Former City Fire Chief takes over Habitat for Humanity operations

Baxter resigned last month after heated disputes with City Manager

Former Charlottesville Fire Chief Andrew Baxter, who resigned last month over heated disputes and differences of opinion with Charlottesville City Manager Tarron Richardson, has a new gig responding to house calls, only these houses won't be on fire.

In a release today, Habitat for Humanity of Greater Charlottesville says Baxter will become their new Chief Operating Officer.

"We are so excited to welcome Andrew to the team,” said Habitat CEO/President Dan Rosensweig. “Not only is he a logistics expert, he is about as fine a human being as you could ever meet.”

Baxter served as Charlottesville's Fire Chief from 2015 to June of 2020, but had a falling out with Richardson, revealed in emails obtained by the Daily Progress.

“I believe in my heart that it [is] this specific type of behavior that has led to a steady loss of experienced leaders since Richardson’s arrival last May,” Baxter wrote. “[A]nd, if left unchecked, will ultimately drive our City government toward a state of mediocrity never before encountered in this caring, dynamic resource-rich community.”

Following Baxter's resignation, Richardson appointed Emily Pelliccia, who has been with the Charlottesville Fire Department since 1994, as interim fire chief, according to a news release from the city, which also thanked Chief Baxter for his "dedicated service to our community."

According to Habitat, Baxter believes this new job is a natural extension of the work he did as a paramedic and fire chief.

“Probably the single most important foundational element to a safe, healthy, resilient person, family, or community is safe, stable, and affordable housing,” said Baxter in a the release. “For much of my career, my focus was on response.
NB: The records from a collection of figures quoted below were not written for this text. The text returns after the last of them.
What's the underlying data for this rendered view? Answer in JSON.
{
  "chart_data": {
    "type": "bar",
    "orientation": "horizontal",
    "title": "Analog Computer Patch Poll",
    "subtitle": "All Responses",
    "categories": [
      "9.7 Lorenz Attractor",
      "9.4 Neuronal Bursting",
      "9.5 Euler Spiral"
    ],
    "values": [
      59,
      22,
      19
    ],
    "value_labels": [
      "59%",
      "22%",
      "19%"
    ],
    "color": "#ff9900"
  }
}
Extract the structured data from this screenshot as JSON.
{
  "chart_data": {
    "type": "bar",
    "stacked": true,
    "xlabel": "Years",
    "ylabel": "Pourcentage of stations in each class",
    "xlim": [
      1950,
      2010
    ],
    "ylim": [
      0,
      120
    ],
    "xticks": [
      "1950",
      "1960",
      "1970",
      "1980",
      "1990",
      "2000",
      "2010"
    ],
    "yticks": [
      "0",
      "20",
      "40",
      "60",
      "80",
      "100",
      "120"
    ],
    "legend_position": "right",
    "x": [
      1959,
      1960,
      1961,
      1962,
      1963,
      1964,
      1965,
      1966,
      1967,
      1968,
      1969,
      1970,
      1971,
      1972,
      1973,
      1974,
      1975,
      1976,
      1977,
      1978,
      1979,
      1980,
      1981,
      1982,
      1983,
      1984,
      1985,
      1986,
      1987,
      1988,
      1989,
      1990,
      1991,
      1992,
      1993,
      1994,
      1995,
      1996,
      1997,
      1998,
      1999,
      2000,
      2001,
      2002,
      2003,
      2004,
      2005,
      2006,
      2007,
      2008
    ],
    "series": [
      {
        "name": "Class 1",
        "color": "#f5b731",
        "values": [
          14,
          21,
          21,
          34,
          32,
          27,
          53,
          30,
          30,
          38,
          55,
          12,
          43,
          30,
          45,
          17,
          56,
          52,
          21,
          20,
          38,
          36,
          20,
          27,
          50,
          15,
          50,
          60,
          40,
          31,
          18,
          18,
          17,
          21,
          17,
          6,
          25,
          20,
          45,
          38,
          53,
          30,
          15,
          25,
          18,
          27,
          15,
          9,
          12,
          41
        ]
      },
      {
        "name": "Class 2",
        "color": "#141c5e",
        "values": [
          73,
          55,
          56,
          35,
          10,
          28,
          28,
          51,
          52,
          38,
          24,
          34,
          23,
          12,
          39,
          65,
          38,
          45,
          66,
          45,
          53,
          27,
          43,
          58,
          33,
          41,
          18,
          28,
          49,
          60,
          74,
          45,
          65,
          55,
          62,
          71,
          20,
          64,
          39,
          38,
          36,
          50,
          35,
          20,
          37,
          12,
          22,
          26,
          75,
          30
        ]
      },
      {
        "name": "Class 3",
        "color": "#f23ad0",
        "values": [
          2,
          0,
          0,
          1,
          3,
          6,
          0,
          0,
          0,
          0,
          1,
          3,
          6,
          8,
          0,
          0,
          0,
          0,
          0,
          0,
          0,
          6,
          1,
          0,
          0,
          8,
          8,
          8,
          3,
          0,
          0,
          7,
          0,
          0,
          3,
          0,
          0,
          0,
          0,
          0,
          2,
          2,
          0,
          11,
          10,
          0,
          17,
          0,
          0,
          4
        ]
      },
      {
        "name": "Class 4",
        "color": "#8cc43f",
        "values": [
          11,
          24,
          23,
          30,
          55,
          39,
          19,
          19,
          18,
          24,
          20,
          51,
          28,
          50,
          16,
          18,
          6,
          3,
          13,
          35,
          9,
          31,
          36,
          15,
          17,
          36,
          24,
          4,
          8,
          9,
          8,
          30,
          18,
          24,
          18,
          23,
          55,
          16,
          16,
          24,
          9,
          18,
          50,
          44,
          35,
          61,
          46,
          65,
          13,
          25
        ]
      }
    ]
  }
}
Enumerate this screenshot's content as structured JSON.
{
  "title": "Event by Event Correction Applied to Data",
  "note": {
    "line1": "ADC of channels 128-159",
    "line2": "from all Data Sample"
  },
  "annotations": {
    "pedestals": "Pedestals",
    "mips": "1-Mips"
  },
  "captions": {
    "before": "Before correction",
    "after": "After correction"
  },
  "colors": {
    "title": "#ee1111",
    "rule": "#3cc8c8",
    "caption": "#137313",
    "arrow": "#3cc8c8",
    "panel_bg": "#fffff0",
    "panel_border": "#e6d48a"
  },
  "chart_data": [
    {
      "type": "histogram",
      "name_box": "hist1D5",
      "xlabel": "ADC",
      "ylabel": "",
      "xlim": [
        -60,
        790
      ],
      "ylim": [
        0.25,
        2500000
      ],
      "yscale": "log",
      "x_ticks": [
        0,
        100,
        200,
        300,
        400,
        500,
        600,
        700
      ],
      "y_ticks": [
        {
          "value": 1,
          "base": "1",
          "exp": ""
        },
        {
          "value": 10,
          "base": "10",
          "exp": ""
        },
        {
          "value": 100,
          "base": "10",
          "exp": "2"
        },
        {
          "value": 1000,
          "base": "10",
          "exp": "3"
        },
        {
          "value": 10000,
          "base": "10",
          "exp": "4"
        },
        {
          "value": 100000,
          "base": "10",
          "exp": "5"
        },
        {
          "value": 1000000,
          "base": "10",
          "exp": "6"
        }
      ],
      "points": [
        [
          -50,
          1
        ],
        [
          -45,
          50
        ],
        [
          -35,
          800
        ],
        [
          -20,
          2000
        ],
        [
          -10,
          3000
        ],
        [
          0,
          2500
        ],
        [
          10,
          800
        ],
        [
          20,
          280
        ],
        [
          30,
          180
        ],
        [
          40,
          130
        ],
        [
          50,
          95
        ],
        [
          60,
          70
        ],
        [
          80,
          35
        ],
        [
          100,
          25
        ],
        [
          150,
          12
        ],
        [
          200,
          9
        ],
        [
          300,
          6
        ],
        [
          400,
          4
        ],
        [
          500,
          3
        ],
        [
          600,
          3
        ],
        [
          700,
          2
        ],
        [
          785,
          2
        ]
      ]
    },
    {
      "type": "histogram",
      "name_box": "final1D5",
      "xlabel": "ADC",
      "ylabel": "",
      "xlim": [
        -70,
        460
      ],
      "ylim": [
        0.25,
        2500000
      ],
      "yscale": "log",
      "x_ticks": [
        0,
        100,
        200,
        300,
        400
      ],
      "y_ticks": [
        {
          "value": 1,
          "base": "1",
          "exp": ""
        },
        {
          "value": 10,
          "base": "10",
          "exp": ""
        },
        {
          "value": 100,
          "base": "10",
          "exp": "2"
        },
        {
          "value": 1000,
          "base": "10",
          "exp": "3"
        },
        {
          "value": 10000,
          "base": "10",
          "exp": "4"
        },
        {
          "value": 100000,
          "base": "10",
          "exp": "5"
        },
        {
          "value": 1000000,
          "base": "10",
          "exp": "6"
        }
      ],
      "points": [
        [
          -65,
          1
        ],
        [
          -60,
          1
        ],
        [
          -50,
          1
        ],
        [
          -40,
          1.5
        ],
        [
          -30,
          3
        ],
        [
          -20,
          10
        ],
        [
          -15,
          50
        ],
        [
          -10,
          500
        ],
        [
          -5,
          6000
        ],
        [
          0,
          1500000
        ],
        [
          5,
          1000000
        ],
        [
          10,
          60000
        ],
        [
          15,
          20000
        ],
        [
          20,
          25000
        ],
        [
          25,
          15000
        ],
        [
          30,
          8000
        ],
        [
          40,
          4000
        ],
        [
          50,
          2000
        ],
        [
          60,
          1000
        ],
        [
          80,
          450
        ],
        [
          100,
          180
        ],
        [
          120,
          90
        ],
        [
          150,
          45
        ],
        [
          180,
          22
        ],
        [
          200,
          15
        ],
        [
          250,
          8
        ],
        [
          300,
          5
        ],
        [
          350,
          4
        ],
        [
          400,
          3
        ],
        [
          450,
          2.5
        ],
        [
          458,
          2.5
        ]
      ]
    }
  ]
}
After a while you figure out that many of those responses could be avoided by addressing the root causes of those emergencies. it is clear that the lack of safe and affordable housing in a community is a significant source of instability that leads to many other challenges.”

According to Habitat, they are "currently preparing to ramp up our home construction program from twenty houses per year to more than forty despite the ongoing pandemic," and believe Baxter’s leadership experience "will help the organization to dramatically expand our impact on the community in a safe and responsible way."